Na alle typetjes valt dan toch de naam ‘Patrick Cohen’. Dieudonné maakt zijn zin niet af. Hij kijkt afwachtend de zaal in. Een jonge witte fan met studieus brilletje zet zijn hand aan zijn mond en schreeuwt.

„Zes miljoen!”

Mediahypes

Na de hoogoplopende politieke polemiek in januari was Dieudonné alweer maanden uit het nieuws. Frankrijk is tien mediahypes verder. Maar het debat over antisemitisme ging wel door. De schietpartij eind mei in het Joods Museum in Brussel, waarbij vier mensen om het leven kwamen, leidde tot Franse introspectie toen de verdachte een Fransman van Algerijnse afkomst bleek te zijn.

Mehdi N. was een teruggekeerde Syrië-ganger, de permanente vrees van de veiligheidsdiensten nu er zo’n 700 Franse jihadisten in het Midden-Oosten zijn. Zijn cv deed veel denken aan dat van Mohamed Merrah, de ‘scootermoordenaar’ die in 2012 bij een Joodse school in Toulouse zeven slachtoffers maakte. Beiden radicaliseerden in Franse cellen, beiden kregen militaire training bij extremisten in het buitenland. En beiden keerden zich, eenmaal terug in Europa, tegen Joodse doelwitten. De beveiliging van Joodse culturele centra, synagogen en scholen is sinds de aanslag in Brussel nog wat verder opgevoerd.

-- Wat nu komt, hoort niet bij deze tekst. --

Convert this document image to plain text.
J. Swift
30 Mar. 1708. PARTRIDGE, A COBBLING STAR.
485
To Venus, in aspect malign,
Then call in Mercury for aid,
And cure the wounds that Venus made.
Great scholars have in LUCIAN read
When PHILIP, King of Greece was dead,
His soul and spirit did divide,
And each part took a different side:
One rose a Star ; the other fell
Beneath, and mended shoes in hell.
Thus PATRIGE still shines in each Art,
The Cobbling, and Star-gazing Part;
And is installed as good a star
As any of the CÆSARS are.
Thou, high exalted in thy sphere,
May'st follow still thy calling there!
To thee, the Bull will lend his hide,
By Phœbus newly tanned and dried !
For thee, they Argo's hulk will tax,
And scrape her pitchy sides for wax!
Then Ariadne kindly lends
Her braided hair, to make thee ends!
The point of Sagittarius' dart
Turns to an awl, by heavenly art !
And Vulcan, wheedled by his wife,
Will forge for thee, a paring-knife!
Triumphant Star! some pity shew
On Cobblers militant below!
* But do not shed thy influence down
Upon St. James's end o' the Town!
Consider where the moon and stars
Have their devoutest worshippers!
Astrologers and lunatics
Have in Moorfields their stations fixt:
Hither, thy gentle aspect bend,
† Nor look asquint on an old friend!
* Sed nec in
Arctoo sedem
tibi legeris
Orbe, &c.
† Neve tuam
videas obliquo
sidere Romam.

„De Joodse gemeenschap leeft in angst”, zegt Sammy Ghozlan. Zijn Bureau National de Vigilance Contre l’Antisémitisme registreert sinds het begin van de ‘tweede Palestijnse intifada’ (in 2000) alle Franse meldingen van geweld en dreigementen. Het constateert een „scherpe toename”, en nergens in Europa is die zo sterk als in Frankrijk. „We krijgen gegarandeerd meer van dit soort aanslagen”, voorspelt hij.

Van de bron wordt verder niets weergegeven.